Stocks are broadly higher in afternoon trading on Wall Street Friday, keeping major indexes on track for weekly gains after several days of up-and-down trading.
The S&P 500 rose 1.8% as of 1:48 p.m. Eastern. The Dow Jones Industrial Average rose 603 points, or 2%, to 30,939 and the Nasdaq rose 1.6%.
Technology and health care companies has some of the strongest gains. Oracle rose 4.6% and Pfizer rose 4.7%.
Social media companies were broadly lower after Snapchat’s parent company issued a weak forecast and the Washington Post reported that Elon Musk plans to slash about three-quarters of the payroll at Twitter after he buys the company. Snap slumped 30% and Twitter shed 4.7%.
The yield on the 10-year Treasury note, which affects mortgage rates, slipped to 4.22% from 4.24% late Thursday. The yield on the two-year Treasury, which tends to track investors’ expectations for Federal Reserve action on interest rates, fell to 4.50% from 4.61%.

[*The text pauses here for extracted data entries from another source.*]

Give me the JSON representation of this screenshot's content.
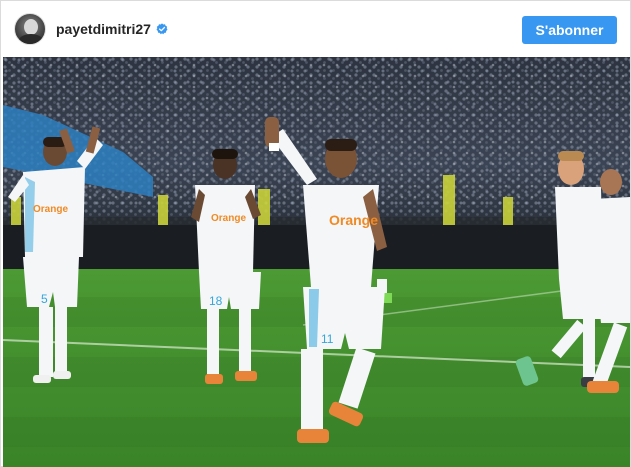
{
  "post": {
    "username": "payetdimitri27",
    "verified": true,
    "follow_label": "S'abonner"
  },
  "photo": {
    "jersey_text": "Orange",
    "numbers": [
      "5",
      "18",
      "11"
    ]
  },
  "colors": {
    "follow_button": "#3897f0",
    "verified_badge": "#3897f0",
    "pitch": "#3f8a2a",
    "jersey": "#f4f6f8",
    "jersey_accent": "#35a6dc",
    "boots": "#e8843a"
  },
  "icons": {
    "verified": "verified-badge-icon"
  }
}
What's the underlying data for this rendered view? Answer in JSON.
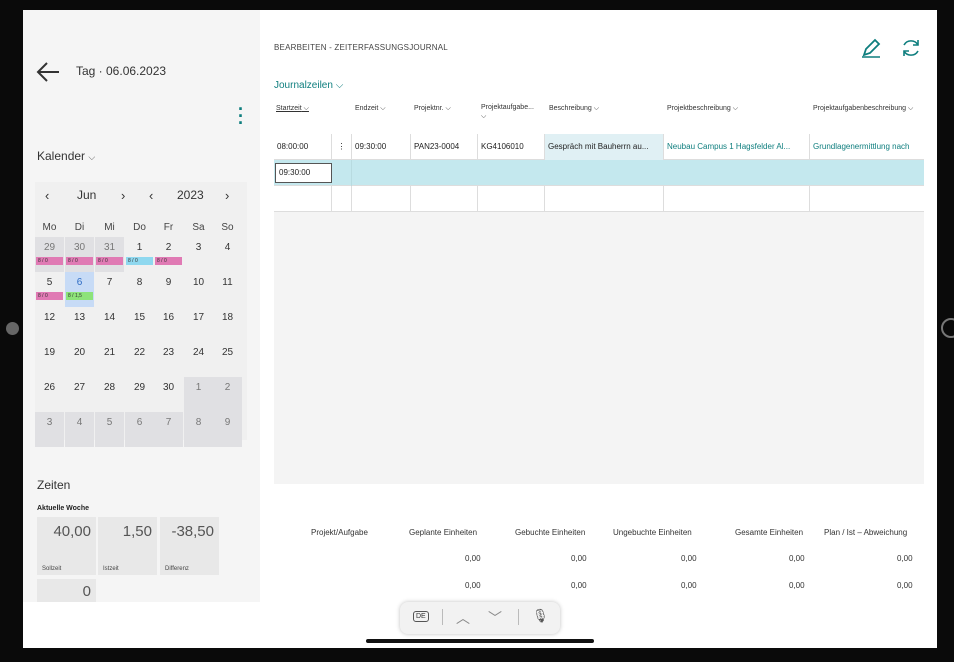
{
  "header": {
    "day_title": "Tag · 06.06.2023"
  },
  "calendar": {
    "label": "Kalender",
    "month": "Jun",
    "year": "2023",
    "weekdays": [
      "Mo",
      "Di",
      "Mi",
      "Do",
      "Fr",
      "Sa",
      "So"
    ],
    "weeks": [
      [
        "29",
        "30",
        "31",
        "1",
        "2",
        "3",
        "4"
      ],
      [
        "5",
        "6",
        "7",
        "8",
        "9",
        "10",
        "11"
      ],
      [
        "12",
        "13",
        "14",
        "15",
        "16",
        "17",
        "18"
      ],
      [
        "19",
        "20",
        "21",
        "22",
        "23",
        "24",
        "25"
      ],
      [
        "26",
        "27",
        "28",
        "29",
        "30",
        "1",
        "2"
      ],
      [
        "3",
        "4",
        "5",
        "6",
        "7",
        "8",
        "9"
      ]
    ],
    "badges": [
      {
        "week": 0,
        "day": 0,
        "text": "8 / 0",
        "color": "#e07ab4"
      },
      {
        "week": 0,
        "day": 1,
        "text": "8 / 0",
        "color": "#e07ab4"
      },
      {
        "week": 0,
        "day": 2,
        "text": "8 / 0",
        "color": "#e07ab4"
      },
      {
        "week": 0,
        "day": 3,
        "text": "8 / 0",
        "color": "#8fd8ef"
      },
      {
        "week": 0,
        "day": 4,
        "text": "8 / 0",
        "color": "#e07ab4"
      },
      {
        "week": 1,
        "day": 0,
        "text": "8 / 0",
        "color": "#e07ab4"
      },
      {
        "week": 1,
        "day": 1,
        "text": "8 / 1,5",
        "color": "#8de37a"
      }
    ]
  },
  "zeiten": {
    "label": "Zeiten",
    "week_label": "Aktuelle Woche",
    "tiles": [
      {
        "value": "40,00",
        "label": "Sollzeit"
      },
      {
        "value": "1,50",
        "label": "Istzeit"
      },
      {
        "value": "-38,50",
        "label": "Differenz"
      },
      {
        "value": "0",
        "label": ""
      }
    ]
  },
  "main": {
    "breadcrumb": "BEARBEITEN - ZEITERFASSUNGSJOURNAL",
    "lines_label": "Journalzeilen",
    "columns": [
      "Startzeit",
      "Endzeit",
      "Projektnr.",
      "Projektaufgabe...",
      "Beschreibung",
      "Projektbeschreibung",
      "Projektaufgabenbeschreibung"
    ],
    "rows": [
      {
        "start": "08:00:00",
        "end": "09:30:00",
        "proj": "PAN23-0004",
        "task": "KG4106010",
        "desc": "Gespräch mit Bauherrn au...",
        "projdesc": "Neubau Campus 1 Hagsfelder Al...",
        "taskdesc": "Grundlagenermittlung nach"
      }
    ],
    "edit_value": "09:30:00"
  },
  "summary": {
    "headers": [
      "Projekt/Aufgabe",
      "Geplante Einheiten",
      "Gebuchte Einheiten",
      "Ungebuchte Einheiten",
      "Gesamte Einheiten",
      "Plan / Ist – Abweichung"
    ],
    "rows": [
      [
        "0,00",
        "0,00",
        "0,00",
        "0,00",
        "0,00"
      ],
      [
        "0,00",
        "0,00",
        "0,00",
        "0,00",
        "0,00"
      ]
    ]
  },
  "toolbar": {
    "lang": "DE"
  },
  "colors": {
    "accent": "#0e7e7e",
    "pink": "#e07ab4",
    "green": "#8de37a",
    "blue": "#8fd8ef",
    "selected_row": "#c4e8ee"
  }
}
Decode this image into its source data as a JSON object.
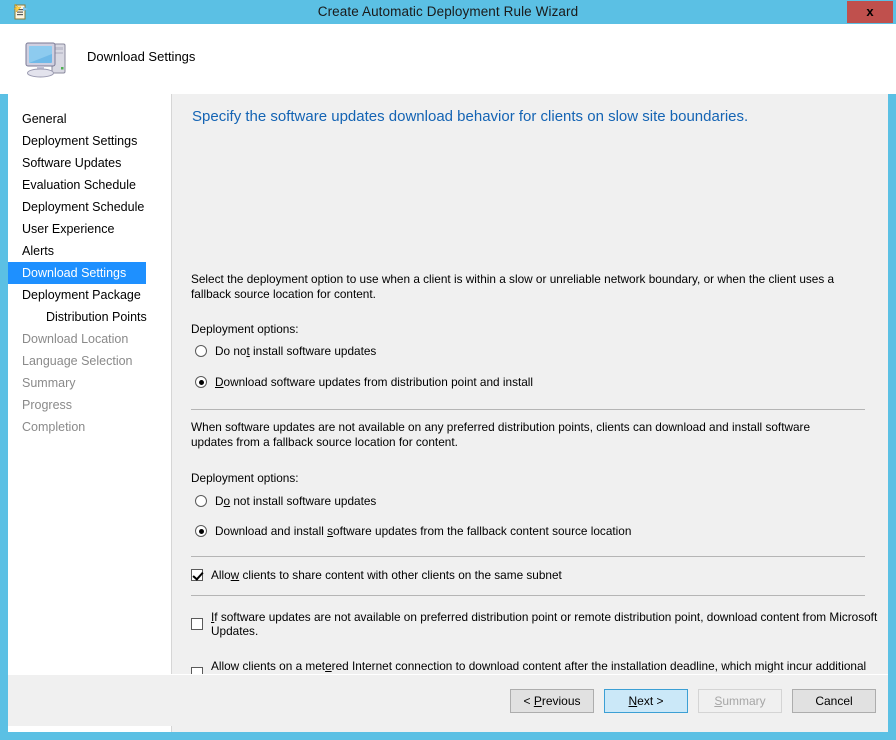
{
  "window": {
    "title": "Create Automatic Deployment Rule Wizard",
    "close_label": "x",
    "titlebar_color": "#5bc0e4",
    "close_color": "#c0504d",
    "icon": "deployment-rule-icon"
  },
  "banner": {
    "title": "Download Settings",
    "icon": "computer-icon"
  },
  "sidebar": {
    "items": [
      {
        "label": "General",
        "state": "normal",
        "sub": false
      },
      {
        "label": "Deployment Settings",
        "state": "normal",
        "sub": false
      },
      {
        "label": "Software Updates",
        "state": "normal",
        "sub": false
      },
      {
        "label": "Evaluation Schedule",
        "state": "normal",
        "sub": false
      },
      {
        "label": "Deployment Schedule",
        "state": "normal",
        "sub": false
      },
      {
        "label": "User Experience",
        "state": "normal",
        "sub": false
      },
      {
        "label": "Alerts",
        "state": "normal",
        "sub": false
      },
      {
        "label": "Download Settings",
        "state": "selected",
        "sub": false
      },
      {
        "label": "Deployment Package",
        "state": "normal",
        "sub": false
      },
      {
        "label": "Distribution Points",
        "state": "normal",
        "sub": true
      },
      {
        "label": "Download Location",
        "state": "disabled",
        "sub": false
      },
      {
        "label": "Language Selection",
        "state": "disabled",
        "sub": false
      },
      {
        "label": "Summary",
        "state": "disabled",
        "sub": false
      },
      {
        "label": "Progress",
        "state": "disabled",
        "sub": false
      },
      {
        "label": "Completion",
        "state": "disabled",
        "sub": false
      }
    ],
    "selected_bg": "#1e90ff"
  },
  "content": {
    "heading": "Specify the software updates download behavior for clients on slow site boundaries.",
    "heading_color": "#1464b4",
    "paragraph_1": "Select the deployment option to use when a client is within a slow or unreliable network boundary, or when the client uses a fallback source location for content.",
    "paragraph_2": "When software updates are not available on any preferred distribution points, clients can download and install software updates from a fallback source location for content.",
    "group_label_1": "Deployment options:",
    "group_label_2": "Deployment options:",
    "radio_1": {
      "label": "Do not install software updates",
      "checked": false,
      "accel": "t",
      "accel_index": 5
    },
    "radio_2": {
      "label": "Download software updates from distribution point and install",
      "checked": true,
      "accel": "D",
      "accel_index": 0
    },
    "radio_3": {
      "label": "Do not install software updates",
      "checked": false,
      "accel": "o",
      "accel_index": 1
    },
    "radio_4": {
      "label": "Download and install software updates from the fallback content source location",
      "checked": true,
      "accel": "e",
      "accel_index": 21
    },
    "checkbox_1": {
      "label": "Allow clients to share content with other clients on the same subnet",
      "checked": true,
      "accel": "w",
      "accel_index": 4
    },
    "checkbox_2": {
      "label": "If software updates are not available on preferred distribution point or remote distribution point, download content from Microsoft Updates.",
      "checked": false,
      "accel": "I",
      "accel_index": 0
    },
    "checkbox_3": {
      "label": "Allow clients on a metered Internet connection to download content after the installation deadline, which might incur additional costs",
      "checked": false,
      "accel": "m",
      "accel_index": 22
    }
  },
  "footer": {
    "buttons": [
      {
        "label": "< Previous",
        "state": "normal",
        "accel_index": 2
      },
      {
        "label": "Next >",
        "state": "default",
        "accel_index": 0
      },
      {
        "label": "Summary",
        "state": "disabled",
        "accel_index": 0
      },
      {
        "label": "Cancel",
        "state": "normal",
        "accel_index": -1
      }
    ]
  }
}
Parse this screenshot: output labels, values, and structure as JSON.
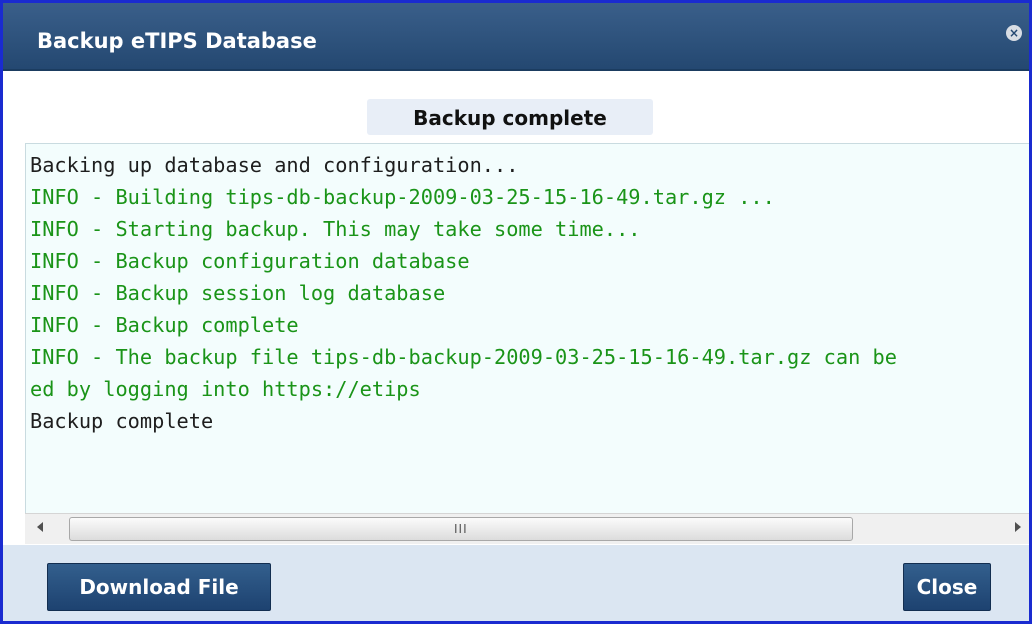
{
  "dialog": {
    "title": "Backup eTIPS Database",
    "close_icon": "close-icon",
    "status": "Backup complete"
  },
  "log": {
    "lines": [
      {
        "text": "Backing up database and configuration...",
        "type": "plain"
      },
      {
        "text": "INFO - Building tips-db-backup-2009-03-25-15-16-49.tar.gz ...",
        "type": "info"
      },
      {
        "text": "INFO - Starting backup. This may take some time...",
        "type": "info"
      },
      {
        "text": "INFO - Backup configuration database",
        "type": "info"
      },
      {
        "text": "INFO - Backup session log database",
        "type": "info"
      },
      {
        "text": "INFO - Backup complete",
        "type": "info"
      },
      {
        "text": "INFO - The backup file tips-db-backup-2009-03-25-15-16-49.tar.gz can be",
        "type": "info"
      },
      {
        "text": "ed by logging into https://etips",
        "type": "info"
      },
      {
        "text": "Backup complete",
        "type": "plain"
      }
    ],
    "colors": {
      "info": "#1a9418",
      "plain": "#1e1e1e"
    }
  },
  "scrollbar": {
    "left_icon": "scroll-left-arrow-icon",
    "right_icon": "scroll-right-arrow-icon",
    "grip": "III"
  },
  "footer": {
    "download_label": "Download File",
    "close_label": "Close"
  },
  "colors": {
    "titlebar": "#244871",
    "button": "#1d4270",
    "footer": "#dbe6f2",
    "frame": "#1a2bd0"
  }
}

Corporate earnings are mixed
Markets have been unsettled in recent days. Stocks lurched from sharp gains early in the week to losses later in the week. The benchmark S&P 500 and other major indexes are all still on track for weekly gains in what has been an encouraging October so far.
Investors have shifted their focus, for now, to the latest round of corporate earnings as they look for more clues about how hot inflation and rising interest rates are shaping the economy. Reports from airlines, banks, railroad operators and others have so far provided mixed financial results and forecasts.
American Express fell 3.1% after setting aside hundreds of millions of dollars to cover potential losses as the economy continues to deteriorate. Railroad CSX rose 1% after reporting solid financial results.
The Fed’s fight against inflation
Investors remain concerned about inflation and the Federal Reserve’s attempt to cool hot prices on everything from food to clothing by raising interest rates aggressively. Higher interest rates tend to discourage borrowing and investments, slowing economic activity. That could tip economies into recession.
“The concern is still that bond yields are heading higher and the Fed is not signaling a pivot,” said Ross Mayfield, investment strategist at Baird. “Until there is a meaningful pivot driven by a drop in inflation, it’s a huge headwind to the market.”
The latest inflation data from Japan is another reminder that stubbornly high prices remain a global problem. Japan’s core consumer prices rose 3.0% in September from a year earlier, according to government data released Friday. That was the highest increase in eight years.
Central banks around the world have mostly been raising interest rates to fight inflation and much of the focus has been on the Fed. It has raised its key interest rate to a range of 3% to 3.25%. A little more than six months ago, that rate was near zero.
The Fed is expected to raise interest rates another three-quarters of a percentage point at its upcoming meeting in November. Markets have been unsettled partly because investors have been hoping that any sign of inflation easing or economic growth slowing could signal that the Fed will ease up on its rate increases.
The interest rate increases have yet to show any signs of significantly impacting inflation, but the policy has a delayed impact. The Wall Street Journal reported that some Fed officials are signaling more caution and suggesting a slowdown in rate increases soon to see how the fight against inflation is going and avoid going too far with aggressive rate increases.
“The risk is that the market is trying to price in these pivots before the Fed signals that’s going to happen,” Mayfield said.